Sometimes people don’t leave because they don’t care. 

Sometimes they leave because they don’t understand what they’re seeing. Or they don’t know how to stay close to something that feels unpredictable or overwhelming. And sometimes they disappear not out of cruelty, but out of their own fear, confusion, or emotional limits. 

And on the other side of that, it can be devastating. 

When you’re the one struggling, their distance can feel like abandonment. It can feel like proof that you are too much, too unstable, too hard to love. It can reinforce the deepest fears you already carry about yourself. 

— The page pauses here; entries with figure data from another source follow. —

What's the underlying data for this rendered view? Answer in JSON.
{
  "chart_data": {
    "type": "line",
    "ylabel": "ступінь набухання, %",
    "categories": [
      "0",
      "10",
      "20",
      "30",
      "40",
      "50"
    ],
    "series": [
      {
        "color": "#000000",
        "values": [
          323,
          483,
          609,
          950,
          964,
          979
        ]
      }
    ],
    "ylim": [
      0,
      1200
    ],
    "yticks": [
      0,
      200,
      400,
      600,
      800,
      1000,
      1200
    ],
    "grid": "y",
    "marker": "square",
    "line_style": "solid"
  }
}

Both things can be true at the same time. 

There can be real pain in being left. 

And there can be confusion and helplessness in the person who leaves. 

I don’t say that to soften what it feels like to be the one who stays behind – because that pain is real and heavy and it lingers in the body long after the moment is over. 

I say it because I’m learning that mental illness doesn’t just affect one person. It moves through relationships. It distorts communication. It creates gaps where language should be. And if you don’t know what you’re looking at, you can mistake symptoms for personality, or intensity for incompatibility, or crisis for rejection. 

I wish I had known that sooner – about myself, and about others. 

I’m still learning how to hold all of it without turning it into blame. Without turning it into shame. Without erasing the love that existed just because the connection couldn’t survive in its original form. 

Some things are real and still don’t last. 

And that truth is painful – but it’s also where understanding finally begins. 

There are 2 relationships that I keep thinking about when I try to make sense of all of this. 

One is my ex-girlfriend, who I loved romantically. One is my brother, who I’ve loved and looked up to my whole life.

And what connects them in my mind isn’t blame – it’s distance that formed during moments neither of us fully knew how to handle. 

I’ve been on the side of intense emotion, spiraling symptoms, and not having the right words to explain what’s happening inside me. And I’ve also been on the other side, watching someone I love disappear into something I didn’t understand, not knowing how to reach them without making it worse. 

Both experiences leave a kind of silence behind them. 

But I don’t see either of them as villains in my story. I don’t even see them as failures. 

I see people doing their best with the tools they had at the time. 

And I can finally say I’m trying to do the same. 

Not to rewrite what happened. Not turn it into something it wasn’t. Not to force it into meaning that erases the pain. 

Just hold it more gently than I did before. 

Because I don’t want the ending of these relationships to be resentment, or confusion, or self-blame. 

I want it to be understanding – even if that understanding arrives late, even if it arrives slowly, even if it takes everything I’ve been through to finally see it clearly. 

And maybe, that’s the only kind of closure that actually lasts.